Struct melior::dialect::ods::scf::ForallOperation

source ·

pub struct ForallOperation<'c> { /* private fields */ }

Expand description

A forall operation. Evaluate a block multiple times in parallel.

scf.forall is a target-independent multi-dimensional parallel region application operation. It has exactly one block that represents the parallel body and it takes index operands that specify lower bounds, upper bounds and steps.

The op also takes a variadic number of tensor operands (shared_outs). The future buffers corresponding to these tensors are shared among all threads. Shared tensors should be accessed via their corresponding block arguments. If multiple threads write to a shared buffer in a racy fashion, these writes will execute in some unspecified order. Tensors that are not shared can be used inside the body (i.e., the op is not isolated from above); however, if a use of such a tensor bufferizes to a memory write, the tensor is privatized, i.e., a thread-local copy of the tensor is used. This ensures that memory side effects of a thread are not visible to other threads (or in the parent body), apart from explicitly shared tensors.

The name “thread” conveys the fact that the parallel execution is mapped (i.e. distributed) to a set of virtual threads of execution, one function application per thread. Further lowerings are responsible for specifying how this is materialized on concrete hardware resources.

An optional mapping is an attribute array that specifies processing units with their dimension, how it remaps 1-1 to a set of concrete processing element resources (e.g. a CUDA grid dimension or a level of concrete nested async parallelism). It is expressed via any attribute that implements the device mapping interface. It is the reponsibility of the lowering mechanism to interpret the mapping attributes in the context of the concrete target the op is lowered to, or to ignore it when the specification is ill-formed or unsupported for a particular target.

The only allowed terminator is scf.forall.in_parallel. scf.forall returns one value per shared_out operand. The actions of the in_parallel terminators specify how to combine the partial results of all parallel invocations into a full value, in some unspecified order. The “destination” of each such op must be a shared_out block argument of the scf.forall op.

The actions involved in constructing the return values are further described by tensor.parallel_insert_slice.

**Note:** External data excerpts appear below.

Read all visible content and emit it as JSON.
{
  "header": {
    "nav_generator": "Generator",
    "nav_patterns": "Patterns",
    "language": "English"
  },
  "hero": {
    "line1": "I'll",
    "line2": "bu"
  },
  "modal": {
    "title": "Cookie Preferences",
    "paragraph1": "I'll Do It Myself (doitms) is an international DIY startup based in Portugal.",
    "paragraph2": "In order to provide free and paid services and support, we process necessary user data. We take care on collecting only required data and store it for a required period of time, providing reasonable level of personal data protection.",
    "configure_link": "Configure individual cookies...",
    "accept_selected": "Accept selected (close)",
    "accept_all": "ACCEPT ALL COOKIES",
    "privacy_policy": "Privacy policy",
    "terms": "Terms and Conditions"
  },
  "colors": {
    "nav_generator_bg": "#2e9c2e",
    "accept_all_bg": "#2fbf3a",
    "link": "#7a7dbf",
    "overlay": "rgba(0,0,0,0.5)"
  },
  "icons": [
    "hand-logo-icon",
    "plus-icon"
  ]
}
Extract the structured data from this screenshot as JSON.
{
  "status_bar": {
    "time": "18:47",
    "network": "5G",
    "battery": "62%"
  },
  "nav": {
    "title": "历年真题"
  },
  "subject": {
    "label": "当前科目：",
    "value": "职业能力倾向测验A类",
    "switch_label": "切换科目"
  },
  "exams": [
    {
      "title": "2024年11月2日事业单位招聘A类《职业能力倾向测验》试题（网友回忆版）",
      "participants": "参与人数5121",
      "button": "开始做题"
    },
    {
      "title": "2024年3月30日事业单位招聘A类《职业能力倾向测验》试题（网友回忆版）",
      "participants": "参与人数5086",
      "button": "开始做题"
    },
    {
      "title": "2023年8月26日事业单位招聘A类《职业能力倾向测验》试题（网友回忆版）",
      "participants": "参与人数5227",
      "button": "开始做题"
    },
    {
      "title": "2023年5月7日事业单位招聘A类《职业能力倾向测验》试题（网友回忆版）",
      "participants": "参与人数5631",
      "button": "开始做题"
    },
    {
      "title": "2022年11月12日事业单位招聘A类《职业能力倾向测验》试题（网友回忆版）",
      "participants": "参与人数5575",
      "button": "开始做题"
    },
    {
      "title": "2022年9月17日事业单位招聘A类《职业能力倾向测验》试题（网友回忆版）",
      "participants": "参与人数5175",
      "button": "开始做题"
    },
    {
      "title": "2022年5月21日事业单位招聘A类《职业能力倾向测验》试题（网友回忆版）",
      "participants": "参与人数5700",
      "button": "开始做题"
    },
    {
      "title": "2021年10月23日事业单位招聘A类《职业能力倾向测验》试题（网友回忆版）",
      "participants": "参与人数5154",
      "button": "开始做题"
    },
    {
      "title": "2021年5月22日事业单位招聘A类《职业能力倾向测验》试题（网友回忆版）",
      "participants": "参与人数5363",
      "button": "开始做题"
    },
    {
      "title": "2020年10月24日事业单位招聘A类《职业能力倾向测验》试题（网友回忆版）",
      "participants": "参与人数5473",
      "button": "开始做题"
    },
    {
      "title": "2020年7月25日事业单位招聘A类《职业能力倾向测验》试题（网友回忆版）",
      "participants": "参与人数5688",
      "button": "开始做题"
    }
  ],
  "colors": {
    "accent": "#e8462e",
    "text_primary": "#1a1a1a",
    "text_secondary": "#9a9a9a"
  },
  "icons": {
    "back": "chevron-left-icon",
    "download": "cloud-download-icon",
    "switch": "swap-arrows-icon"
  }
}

scf.forall acts as an implicit synchronization point.

When the parallel function body has side effects, their order is unspecified across threads.

scf.forall can be printed in two different ways depending on whether the loop is normalized or not. The loop is ‘normalized’ when all lower bounds are equal to zero and steps are equal to one. In that case, lowerBound and step operands will be omitted during printing.

Normalized loop example:

//
// Sequential context.
//
%matmul_and_pointwise:2 = scf.forall (%thread_id_1, %thread_id_2) in
    (%num_threads_1, %numthread_id_2) shared_outs(%o1 = %C, %o2 = %pointwise)
  -> (tensor<?x?xT>, tensor<?xT>) {
  //
  // Parallel context, each thread with id = (%thread_id_1, %thread_id_2)
  // runs its version of the code.
  //
  %sA = tensor.extract_slice %A[f((%thread_id_1, %thread_id_2))]:
    tensor<?x?xT> to tensor<?x?xT>
  %sB = tensor.extract_slice %B[g((%thread_id_1, %thread_id_2))]:
    tensor<?x?xT> to tensor<?x?xT>
  %sC = tensor.extract_slice %o1[h((%thread_id_1, %thread_id_2))]:
    tensor<?x?xT> to tensor<?x?xT>
  %sD = matmul ins(%sA, %sB) outs(%sC)

  %spointwise = subtensor %o2[i((%thread_id_1, %thread_id_2))]:
    tensor<?xT> to tensor<?xT>
  %sE = add ins(%spointwise) outs(%sD)

  scf.forall.in_parallel {
    scf.forall.parallel_insert_slice %sD into %o1[h((%thread_id_1, %thread_id_2))]:
      tensor<?x?xT> into tensor<?x?xT>

    scf.forall.parallel_insert_slice %spointwise into %o2[i((%thread_id_1, %thread_id_2))]:
      tensor<?xT> into tensor<?xT>
  }
}
// Implicit synchronization point.
// Sequential context.
//

Loop with loop bounds example:

//
// Sequential context.
//
%pointwise = scf.forall (%i, %j) = (0, 0) to (%dim1, %dim2)
  step (%tileSize1, %tileSize2) shared_outs(%o1 = %out)
  -> (tensor<?x?xT>, tensor<?xT>) {
  //
  // Parallel context.
  //
  %sA = tensor.extract_slice %A[%i, %j][%tileSize1, %tileSize2][1, 1]
    : tensor<?x?xT> to tensor<?x?xT>
  %sB = tensor.extract_slice %B[%i, %j][%tileSize1, %tileSize2][1, 1]
    : tensor<?x?xT> to tensor<?x?xT>
  %sC = tensor.extract_slice %o[%i, %j][%tileSize1, %tileSize2][1, 1]
    : tensor<?x?xT> to tensor<?x?xT>

  %add = map {"arith.addf"} ins(%sA, %sB) outs(%sC)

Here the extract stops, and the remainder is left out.